Nebraska Revised Statute 67-456
Annual report; certificate of authority.
(1) A limited liability partnership, and a foreign limited liability partnership authorized to transact business in this state, shall file an annual report in the office of the Secretary of State which contains:
(a) The name of the limited liability partnership and the state or other jurisdiction under whose laws the foreign limited liability partnership is formed;
(b) The street address of the partnership's chief executive office and, if different, the street address of an office of the partnership in this state, if any; and
(c) If the partnership does not have an office in this state, the name and street address and post office box number, if any, of the partnership's current agent for service of process.
(2) Any limited liability partnership, or foreign limited liability partnership authorized to transact business in this state, engaging in the practice of law in this state shall file with its annual report a current certificate of authority from the Nebraska Supreme Court.
(3) An annual report and certificate of authority, if applicable, must be filed between January 1 and April 1 of each year following the calendar year in which a partnership files a statement of qualification or a foreign partnership becomes authorized to transact business in this state.

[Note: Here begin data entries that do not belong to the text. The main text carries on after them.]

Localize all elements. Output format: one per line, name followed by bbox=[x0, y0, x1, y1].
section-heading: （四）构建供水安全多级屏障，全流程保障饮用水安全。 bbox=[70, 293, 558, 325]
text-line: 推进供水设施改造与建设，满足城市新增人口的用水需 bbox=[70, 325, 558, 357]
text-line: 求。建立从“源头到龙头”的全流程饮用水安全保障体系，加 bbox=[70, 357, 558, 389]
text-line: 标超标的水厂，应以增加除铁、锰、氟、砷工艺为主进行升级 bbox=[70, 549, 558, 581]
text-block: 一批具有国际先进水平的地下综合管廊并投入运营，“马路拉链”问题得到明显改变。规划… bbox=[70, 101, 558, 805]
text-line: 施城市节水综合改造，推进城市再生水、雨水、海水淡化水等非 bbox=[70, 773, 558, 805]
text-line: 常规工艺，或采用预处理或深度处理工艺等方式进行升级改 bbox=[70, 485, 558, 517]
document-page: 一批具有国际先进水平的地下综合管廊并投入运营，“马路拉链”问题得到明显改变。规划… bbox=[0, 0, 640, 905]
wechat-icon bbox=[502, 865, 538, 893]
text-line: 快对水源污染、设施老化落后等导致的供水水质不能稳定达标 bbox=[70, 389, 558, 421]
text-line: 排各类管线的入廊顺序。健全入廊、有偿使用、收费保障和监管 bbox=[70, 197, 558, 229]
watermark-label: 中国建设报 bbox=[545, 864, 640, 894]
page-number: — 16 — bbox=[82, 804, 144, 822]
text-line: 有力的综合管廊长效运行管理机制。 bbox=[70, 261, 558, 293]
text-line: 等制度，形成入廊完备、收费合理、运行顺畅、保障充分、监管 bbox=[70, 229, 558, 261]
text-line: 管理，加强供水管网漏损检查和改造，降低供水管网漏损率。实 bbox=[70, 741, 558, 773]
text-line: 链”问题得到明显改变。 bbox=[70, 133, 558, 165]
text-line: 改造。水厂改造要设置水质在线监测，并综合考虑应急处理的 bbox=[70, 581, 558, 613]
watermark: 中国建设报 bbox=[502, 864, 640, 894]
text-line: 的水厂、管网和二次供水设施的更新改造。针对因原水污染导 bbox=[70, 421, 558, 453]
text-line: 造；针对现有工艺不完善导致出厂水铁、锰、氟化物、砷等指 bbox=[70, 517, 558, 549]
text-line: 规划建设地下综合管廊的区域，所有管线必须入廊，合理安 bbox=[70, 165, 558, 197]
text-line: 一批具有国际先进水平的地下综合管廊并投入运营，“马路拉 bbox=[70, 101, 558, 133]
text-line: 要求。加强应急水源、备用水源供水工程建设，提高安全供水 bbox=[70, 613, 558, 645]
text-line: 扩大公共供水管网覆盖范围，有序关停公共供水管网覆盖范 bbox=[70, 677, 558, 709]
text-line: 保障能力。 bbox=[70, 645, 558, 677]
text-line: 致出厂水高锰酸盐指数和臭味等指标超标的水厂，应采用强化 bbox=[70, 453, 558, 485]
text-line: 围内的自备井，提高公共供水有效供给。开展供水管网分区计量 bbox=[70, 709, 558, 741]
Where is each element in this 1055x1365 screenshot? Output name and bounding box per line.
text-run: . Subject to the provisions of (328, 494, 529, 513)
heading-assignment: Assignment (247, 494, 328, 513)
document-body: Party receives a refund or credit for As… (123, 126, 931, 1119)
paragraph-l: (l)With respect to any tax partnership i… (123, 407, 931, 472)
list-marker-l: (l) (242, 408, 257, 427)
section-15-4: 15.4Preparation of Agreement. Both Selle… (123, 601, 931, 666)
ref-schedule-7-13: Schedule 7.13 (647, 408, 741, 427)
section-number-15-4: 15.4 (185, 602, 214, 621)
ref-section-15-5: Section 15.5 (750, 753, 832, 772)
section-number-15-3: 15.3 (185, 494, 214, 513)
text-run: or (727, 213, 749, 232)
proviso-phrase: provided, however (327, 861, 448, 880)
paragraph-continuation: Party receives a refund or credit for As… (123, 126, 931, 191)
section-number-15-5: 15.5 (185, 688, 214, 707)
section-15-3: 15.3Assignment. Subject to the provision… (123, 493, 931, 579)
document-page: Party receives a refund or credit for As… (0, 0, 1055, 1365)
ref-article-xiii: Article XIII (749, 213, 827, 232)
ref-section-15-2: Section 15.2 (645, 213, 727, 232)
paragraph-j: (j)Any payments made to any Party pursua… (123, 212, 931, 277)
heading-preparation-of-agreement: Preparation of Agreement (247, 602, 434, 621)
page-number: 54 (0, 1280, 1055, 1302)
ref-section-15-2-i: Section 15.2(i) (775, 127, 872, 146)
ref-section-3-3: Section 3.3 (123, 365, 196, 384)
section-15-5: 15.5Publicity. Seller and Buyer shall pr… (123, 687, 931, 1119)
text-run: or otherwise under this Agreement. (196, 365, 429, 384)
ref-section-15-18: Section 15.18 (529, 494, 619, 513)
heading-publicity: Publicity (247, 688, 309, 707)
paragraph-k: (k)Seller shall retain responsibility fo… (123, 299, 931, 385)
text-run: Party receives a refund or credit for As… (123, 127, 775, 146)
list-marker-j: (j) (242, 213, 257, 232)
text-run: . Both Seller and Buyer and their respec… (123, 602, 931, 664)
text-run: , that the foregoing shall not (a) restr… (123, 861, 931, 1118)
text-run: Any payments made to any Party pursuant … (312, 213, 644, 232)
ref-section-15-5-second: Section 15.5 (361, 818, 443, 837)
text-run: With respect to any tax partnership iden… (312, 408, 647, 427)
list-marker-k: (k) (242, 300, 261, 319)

(4) The Secretary of State may revoke the statement of qualification of a partnership that fails to file an annual report and certificate of authority, if applicable, when due or pay the required filing fee provided in section 67-462. To do so, the Secretary of State shall provide the partnership at least sixty days' written notice of intent to revoke the statement. The notice must be mailed to the partnership at its chief executive office set forth in the last filed statement of qualification or annual report. The notice must specify the annual report or certificate of authority, if applicable, that has not been filed, the fee that has not been paid, and the effective date of the revocation. The revocation is not effective if the annual report and certificate of authority, if applicable, is filed and the fee is paid before the effective date of the revocation.
(5) A revocation under subsection (4) of this section only affects a partnership's status as a limited liability partnership and is not an event of dissolution of the partnership.
(6) A partnership whose statement of qualification has been revoked may apply to the Secretary of State for reinstatement within two years after the effective date of the revocation. The application must state:
(a) The name of the partnership and the effective date of the revocation; and
(b) That the ground for revocation either did not exist or has been corrected.
(7) A reinstatement under subsection (6) of this section relates back to and takes effect as of the effective date of the revocation, and the partnership's status as a limited liability partnership continues as if the revocation had never occurred.
(8) A correction or an amendment to the annual report may be filed at any time.